The government has ruled out any extension to transition and legislated for a commitment not to agree to any extension in the Withdrawal Agreement Act. The government is only able to reverse that provision through new legislation.

What are the differences between the transition period and EU membership?

The UK ceased to be a member of the political institutions of the EU on 31 January 2020. There are no UK MEPs in the European Parliament, no UK commissioner and UK ministers no longer attend meetings of the European Council. Everything else has remained the same.

What has stayed the same?

The UK is still part of the EU’s economic institutions and security co-operation arrangements until the end of the transition period. During this time, the EU has continued to treat the UK as a member of the single market and customs union. It has also asked its trade partners to continue to treat the UK as a member state until the end of transition.

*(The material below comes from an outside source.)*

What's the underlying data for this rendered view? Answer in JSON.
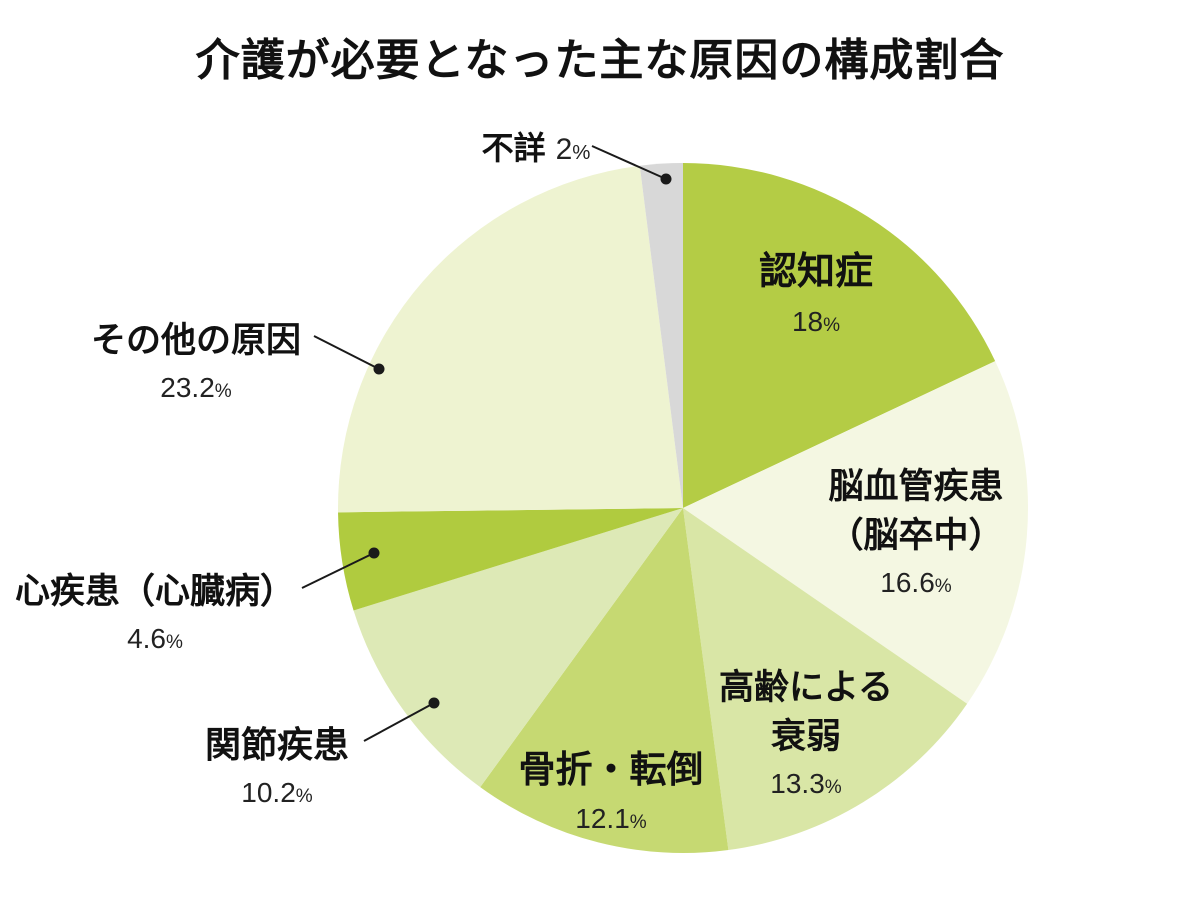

Freedom of movement remains in place and citizens’ rights continue unaffected until the end of the period.

The UK remains be subject to EU law and the rulings of the European Court of Justice throughout the transition period.

On security, the UK continues to have access to EU mechanisms (like Europol) and databases; but some EU countries like Germany cannot extradite their citizens using the European Arrest Warrant to countries that are not member states of the EU. Therefore, they cannot extradite them to the UK during the transition period.

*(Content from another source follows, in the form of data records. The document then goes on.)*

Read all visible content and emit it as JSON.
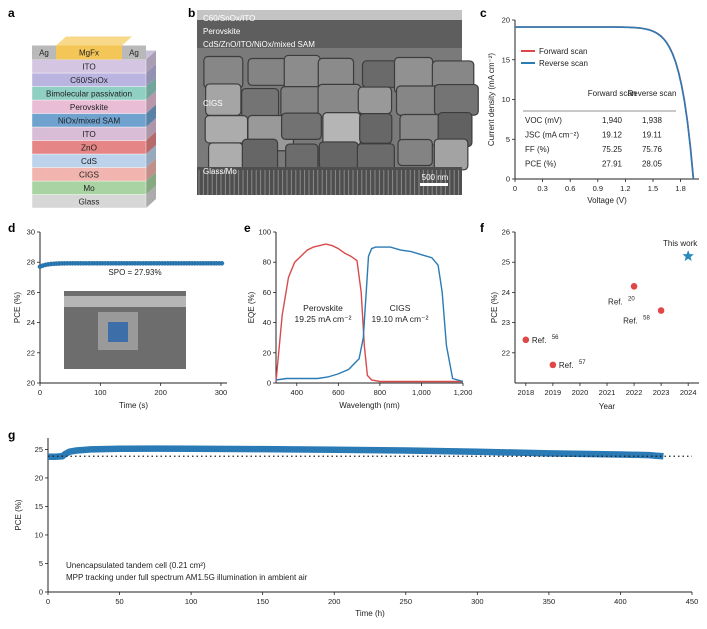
{
  "colors": {
    "red": "#d94b4b",
    "blue": "#2a7ab5",
    "scatter_red": "#e04848",
    "star": "#2a8aba",
    "dark": "#222222"
  },
  "panel_labels": {
    "a": "a",
    "b": "b",
    "c": "c",
    "d": "d",
    "e": "e",
    "f": "f",
    "g": "g"
  },
  "panel_a": {
    "layers": [
      {
        "label": "Glass",
        "color": "#d7d7d7"
      },
      {
        "label": "Mo",
        "color": "#a9d3a3"
      },
      {
        "label": "CIGS",
        "color": "#f1b4ae"
      },
      {
        "label": "CdS",
        "color": "#bdd3ec"
      },
      {
        "label": "ZnO",
        "color": "#e58585"
      },
      {
        "label": "ITO",
        "color": "#d9bcd6"
      },
      {
        "label": "NiOx/mixed SAM",
        "color": "#6fa2cf"
      },
      {
        "label": "Perovskite",
        "color": "#e9bdd6"
      },
      {
        "label": "Bimolecular passivation",
        "color": "#8fcfc4"
      },
      {
        "label": "C60/SnOx",
        "color": "#b9b5e0"
      },
      {
        "label": "ITO",
        "color": "#d4c6e2"
      }
    ],
    "top": {
      "left": "Ag",
      "center": "MgFx",
      "right": "Ag"
    }
  },
  "panel_b": {
    "labels": {
      "top": "C60/SnOx/ITO",
      "perovskite": "Perovskite",
      "stack": "CdS/ZnO/ITO/NiOx/mixed SAM",
      "cigs": "CIGS",
      "glass": "Glass/Mo"
    },
    "scalebar": "500 nm"
  },
  "chart_data": [
    {
      "panel": "c",
      "type": "line",
      "xlabel": "Voltage (V)",
      "ylabel": "Current density (mA cm⁻²)",
      "xlim": [
        0,
        2.0
      ],
      "ylim": [
        0,
        20
      ],
      "xticks": [
        "0",
        "0.3",
        "0.6",
        "0.9",
        "1.2",
        "1.5",
        "1.8"
      ],
      "yticks": [
        "0",
        "5",
        "10",
        "15",
        "20"
      ],
      "legend": "top-left",
      "series": [
        {
          "name": "Forward scan",
          "color": "#d94b4b",
          "voc": 1.94,
          "jsc": 19.12
        },
        {
          "name": "Reverse scan",
          "color": "#2a7ab5",
          "voc": 1.938,
          "jsc": 19.11
        }
      ],
      "table": {
        "headers": [
          "",
          "Forward scan",
          "Reverse scan"
        ],
        "rows": [
          [
            "VOC (mV)",
            "1,940",
            "1,938"
          ],
          [
            "JSC (mA cm⁻²)",
            "19.12",
            "19.11"
          ],
          [
            "FF (%)",
            "75.25",
            "75.76"
          ],
          [
            "PCE (%)",
            "27.91",
            "28.05"
          ]
        ]
      }
    },
    {
      "panel": "d",
      "type": "scatter",
      "xlabel": "Time (s)",
      "ylabel": "PCE (%)",
      "xlim": [
        0,
        310
      ],
      "ylim": [
        20,
        30
      ],
      "xticks": [
        "0",
        "100",
        "200",
        "300"
      ],
      "yticks": [
        "20",
        "22",
        "24",
        "26",
        "28",
        "30"
      ],
      "annotation": "SPO = 27.93%",
      "series": [
        {
          "name": "SPO",
          "color": "#2a7ab5",
          "start": 27.7,
          "steady": 27.93
        }
      ]
    },
    {
      "panel": "e",
      "type": "line",
      "xlabel": "Wavelength (nm)",
      "ylabel": "EQE (%)",
      "xlim": [
        300,
        1200
      ],
      "ylim": [
        0,
        100
      ],
      "xticks": [
        "400",
        "600",
        "800",
        "1,000",
        "1,200"
      ],
      "yticks": [
        "0",
        "20",
        "40",
        "60",
        "80",
        "100"
      ],
      "series": [
        {
          "name": "Perovskite",
          "color": "#d94b4b",
          "label": "Perovskite",
          "value": "19.25 mA cm⁻²",
          "x": [
            300,
            330,
            360,
            390,
            420,
            450,
            480,
            510,
            540,
            570,
            600,
            630,
            660,
            690,
            710,
            725,
            740,
            760,
            800,
            900,
            1000,
            1100,
            1200
          ],
          "y": [
            1,
            45,
            70,
            80,
            84,
            88,
            90,
            91,
            92,
            91,
            89,
            86,
            84,
            81,
            60,
            25,
            5,
            2,
            1,
            1,
            1,
            1,
            1
          ]
        },
        {
          "name": "CIGS",
          "color": "#2a7ab5",
          "label": "CIGS",
          "value": "19.10 mA cm⁻²",
          "x": [
            300,
            350,
            400,
            450,
            500,
            550,
            600,
            650,
            700,
            720,
            735,
            745,
            760,
            780,
            800,
            850,
            900,
            950,
            1000,
            1050,
            1080,
            1100,
            1120,
            1150,
            1200
          ],
          "y": [
            2,
            3,
            3,
            3,
            3,
            4,
            6,
            9,
            16,
            30,
            62,
            84,
            89,
            90,
            90,
            90,
            88,
            87,
            85,
            83,
            78,
            60,
            25,
            3,
            1
          ]
        }
      ]
    },
    {
      "panel": "f",
      "type": "scatter",
      "xlabel": "Year",
      "ylabel": "PCE (%)",
      "xlim": [
        2017.6,
        2024.4
      ],
      "ylim": [
        21,
        26
      ],
      "xticks": [
        "2018",
        "2019",
        "2020",
        "2021",
        "2022",
        "2023",
        "2024"
      ],
      "yticks": [
        "22",
        "23",
        "24",
        "25",
        "26"
      ],
      "points": [
        {
          "x": 2018,
          "y": 22.43,
          "label": "Ref.",
          "ref": "56"
        },
        {
          "x": 2019,
          "y": 21.6,
          "label": "Ref.",
          "ref": "57"
        },
        {
          "x": 2022,
          "y": 24.2,
          "label": "Ref.",
          "ref": "20"
        },
        {
          "x": 2023,
          "y": 23.4,
          "label": "Ref.",
          "ref": "58"
        },
        {
          "x": 2024,
          "y": 25.2,
          "label": "This work",
          "star": true
        }
      ]
    },
    {
      "panel": "g",
      "type": "line",
      "xlabel": "Time (h)",
      "ylabel": "PCE (%)",
      "xlim": [
        0,
        450
      ],
      "ylim": [
        0,
        27
      ],
      "xticks": [
        "0",
        "50",
        "100",
        "150",
        "200",
        "250",
        "300",
        "350",
        "400",
        "450"
      ],
      "yticks": [
        "0",
        "5",
        "10",
        "15",
        "20",
        "25"
      ],
      "reference_line": 23.8,
      "annotation": [
        "Unencapsulated tandem cell (0.21 cm²)",
        "MPP tracking under full spectrum AM1.5G illumination in ambient air"
      ],
      "series": [
        {
          "name": "MPP",
          "color": "#2a7ab5",
          "x": [
            0,
            5,
            10,
            12,
            15,
            20,
            30,
            50,
            75,
            100,
            150,
            200,
            250,
            300,
            350,
            400,
            420,
            425,
            430
          ],
          "y": [
            23.7,
            23.7,
            23.8,
            24.2,
            24.6,
            24.8,
            25.0,
            25.1,
            25.15,
            25.1,
            25.05,
            24.95,
            24.8,
            24.6,
            24.3,
            24.1,
            24.0,
            23.9,
            23.8
          ]
        }
      ]
    }
  ]
}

What will change at the end of the transition period?

At the end of transition, the UK’s relationship with the EU will be determined by the new agreement it has negotiated with the EU on trade and other areas of co-operation. The Conservative manifesto suggested it was aiming for a relatively loose free trade agreement that would see Great Britain leave the single market and the customs union – and did not mention anything on security co-operation.

In a no-deal scenario, the UK would have to rely on previous international conventions for security co-operation and would trade with the EU on World Trade Organization terms. The exception in both these cases is Northern Ireland, whose trade in goods with the EU would be covered by the provisions in the Northern Ireland protocol.

Even without a deal, the UK would continue to follow the EU rules transferred into UK law through the EU Withdrawal Act 2018. At the end of transition period, the UK would be able to diverge if UK courts decided to interpret existing EU law differently or if the government introduced changes into UK law.

Is it feasible to get new EU–UK arrangements in place by December 2020?

Implementing the Withdrawal Agreement provisions, as well as preparing for the future relationship by the end of the transition period, requires strengthening border capabilities, creating and modifying public bodies, making significant changes to immigration rules, as well as supporting business to prepare.

This is a huge task, particularly considering the 11-month time frame the government has to negotiate and implement a new deal. It is likely the UK will be only partially ready by the end of December 2020.

In some areas, the UK government has announced unilateral measures that delay the need to have all arrangements in place. This includes the phasing in of customs checks on EU goods coming into the UK.

Does no agreement mean the same outcome as a no-deal Brexit in March or October 2019?

No. No deal on the future relationship would still leave the Withdrawal Agreement in place: citizens’ rights would be protected, the UK would still be committed to the financial settlement and Northern Ireland trade would be covered by the protocol.

But for the rest of the UK, trade and security co-operation would potentially be as affected as it would have been with no deal during the Article 50 negotiations, unless specific measures were agreed or taken unilaterally by the EU.